Sir Philip Francis, a British politician and pamphleteer, born in Dublin, Oct. 22, 1740, died in London, Dec. 22, 1818. He was the son of the Rev. Philip Francis, author of an elegant and popular translation of Horace, and also of several tragedies and some liberal political pamphlets. The son removed with his father to England in 1750, and was placed on the foundation of St. Paul's school, where he remained about three years. Here Woodfall, afterward the printer of the "Public Advertiser and publisher of the Letters of Junius," was his fellow pupil. In 1756 he was appointed to a place in the office of his father's patron, Henry Fox, then secretary of state, which he continued to retain under the secretaryship of Mr. Pitt. In 1758 he went as private secretary to Gen. Bligh in an expedition against the French coast, and was present in a battle near Cherbourg. In 1760 he was secretary to the earl of Kinnoul, ambassador to Portugal, and on his return to England in 1763 received an appointment in the war office. Here he remained till March, 1772, when he resigned in consequence of a quarrel with Lord Barring-ton, the new secretary at war.

The remainder of that year he passed in travelling through Flanders, Germany, Italy, and France. In June, 1773, soon after his return, he was appointed one of the council of Bengal with a salary of £10,000. He went to India in the summer of 1774, and remained there till December, 1780, when he resigned on account of a quarrel with Warren Hastings. This quarrel led to a duel, in which Francis was shot through the body. His active and somewhat austere disposition had brought him into constant opposition to Hastings, and for a time he controlled the majority in the council. Two of the members having died, Hastings obtained the mastery; and after their duel Francis returned to England in disappointment and anger. To revenge himself upon Hastings seems to have been the ruling motive of his later life. In 1784 he became member of parliament for Yarmouth in the isle of Wight. He was a bold, severe, and frequent speaker, but he never became distinguished as an orator. His politics were always extremely liberal.

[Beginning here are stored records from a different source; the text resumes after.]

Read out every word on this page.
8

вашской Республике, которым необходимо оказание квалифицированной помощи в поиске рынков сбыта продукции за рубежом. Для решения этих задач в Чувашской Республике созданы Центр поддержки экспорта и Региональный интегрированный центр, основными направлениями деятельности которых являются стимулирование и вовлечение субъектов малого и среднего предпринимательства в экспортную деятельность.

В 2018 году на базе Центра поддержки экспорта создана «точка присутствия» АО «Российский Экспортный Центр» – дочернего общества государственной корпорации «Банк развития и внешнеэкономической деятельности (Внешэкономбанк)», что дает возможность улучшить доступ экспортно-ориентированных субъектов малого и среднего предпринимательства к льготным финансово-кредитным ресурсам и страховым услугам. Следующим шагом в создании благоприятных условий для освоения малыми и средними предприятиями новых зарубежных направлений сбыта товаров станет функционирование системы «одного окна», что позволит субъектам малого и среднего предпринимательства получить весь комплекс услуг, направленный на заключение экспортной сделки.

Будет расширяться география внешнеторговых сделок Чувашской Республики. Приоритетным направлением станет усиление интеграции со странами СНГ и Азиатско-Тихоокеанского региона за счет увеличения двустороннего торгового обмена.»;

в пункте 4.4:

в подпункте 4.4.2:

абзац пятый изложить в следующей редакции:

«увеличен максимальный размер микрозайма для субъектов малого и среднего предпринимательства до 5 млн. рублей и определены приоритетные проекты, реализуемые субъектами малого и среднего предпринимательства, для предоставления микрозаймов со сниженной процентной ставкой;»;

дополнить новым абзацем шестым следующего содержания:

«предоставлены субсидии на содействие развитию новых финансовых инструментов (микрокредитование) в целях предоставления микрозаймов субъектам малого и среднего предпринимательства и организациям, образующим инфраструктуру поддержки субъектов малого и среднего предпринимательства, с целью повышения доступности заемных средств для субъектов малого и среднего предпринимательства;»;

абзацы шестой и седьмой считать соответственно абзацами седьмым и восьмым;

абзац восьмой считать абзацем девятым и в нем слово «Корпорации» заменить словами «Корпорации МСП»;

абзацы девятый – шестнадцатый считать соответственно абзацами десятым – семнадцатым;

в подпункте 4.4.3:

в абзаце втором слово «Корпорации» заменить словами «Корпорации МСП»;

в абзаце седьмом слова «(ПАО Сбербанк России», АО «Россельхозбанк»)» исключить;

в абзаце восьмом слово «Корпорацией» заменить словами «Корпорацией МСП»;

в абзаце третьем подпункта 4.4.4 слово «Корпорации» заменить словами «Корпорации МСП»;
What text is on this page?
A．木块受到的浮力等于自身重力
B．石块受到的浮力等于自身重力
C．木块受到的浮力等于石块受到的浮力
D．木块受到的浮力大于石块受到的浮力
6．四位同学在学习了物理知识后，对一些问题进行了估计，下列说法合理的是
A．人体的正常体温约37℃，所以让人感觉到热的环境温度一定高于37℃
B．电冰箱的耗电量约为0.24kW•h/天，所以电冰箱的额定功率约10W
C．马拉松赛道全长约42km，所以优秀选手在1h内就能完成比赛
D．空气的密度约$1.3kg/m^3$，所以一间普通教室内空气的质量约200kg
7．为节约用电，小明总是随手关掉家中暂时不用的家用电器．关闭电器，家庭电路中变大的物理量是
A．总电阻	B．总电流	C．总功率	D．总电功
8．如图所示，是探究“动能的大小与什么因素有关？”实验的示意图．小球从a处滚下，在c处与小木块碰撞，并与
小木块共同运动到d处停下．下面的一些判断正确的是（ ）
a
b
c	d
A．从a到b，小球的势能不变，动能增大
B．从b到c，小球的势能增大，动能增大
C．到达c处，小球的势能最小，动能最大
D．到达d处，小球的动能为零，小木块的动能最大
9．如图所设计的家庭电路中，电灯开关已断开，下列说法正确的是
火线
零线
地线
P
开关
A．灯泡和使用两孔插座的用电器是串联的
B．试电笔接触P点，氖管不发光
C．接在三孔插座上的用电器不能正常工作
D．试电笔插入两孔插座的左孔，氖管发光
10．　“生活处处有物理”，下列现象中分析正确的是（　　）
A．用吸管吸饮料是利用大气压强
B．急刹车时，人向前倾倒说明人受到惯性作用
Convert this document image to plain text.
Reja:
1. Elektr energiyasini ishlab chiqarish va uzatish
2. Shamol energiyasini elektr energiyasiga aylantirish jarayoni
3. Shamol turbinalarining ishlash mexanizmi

When the prosecution of Hastings began in 1786, its leaders would have committed the management to Francis. The house of commons, however, because of his personal quarrel with Hastings, refused twice, by large majorities, to permit this appointment, and Burke, Fox. and Windham labored in vain to change this determination. Francis, however, consented to a written request of the committee of managers inviting him to aid them in their labors, and passed many years in this occupation. When others tired, he never flagged. He embittered the existence of his enemy, and no doubt destroyed his own peace in the effort. Hastings, however, finally triumphed and was acquitted. When the French revolution broke out, Francis was its firm friend, and became an active member of the revolutionary association of "Friends of the People." He was defeated at the election of 1796, when he stood for Tewkesbury, but in 1802 was returned by Lord Thanet for the borough of Appleby, and continued to sit for that borough while he remained in parliament. He sustained Fox and Grey in their plans of reform, and advocated the abolition of the slave trade with unfailing ardor. In October, 1806, on the formation of the Grenville ministry, Francis was made a knight of the bath.

It is believed that it was also designed to send him to India as governor general, but this appointment never took place. He retired from parliament in 1807, and afterward wrote pamphlets and political articles in the newspapers. From the obscurity of old age he was suddenly recalled to the attention of the public. In 1816 John Taylor published his Junius identified with a Distinguished Living Character," viz., Sir Philip Francis. The argument is ingenious, the coincidences are remarkable, and his authorship has since been maintained by several other writers; but none of Francis's acknowledged writings equal the fierce eloquence of Junius. The representations of what Francis himself said on the subject are contradictory. (See Junius.) He was the author of about 26 political pamphlets.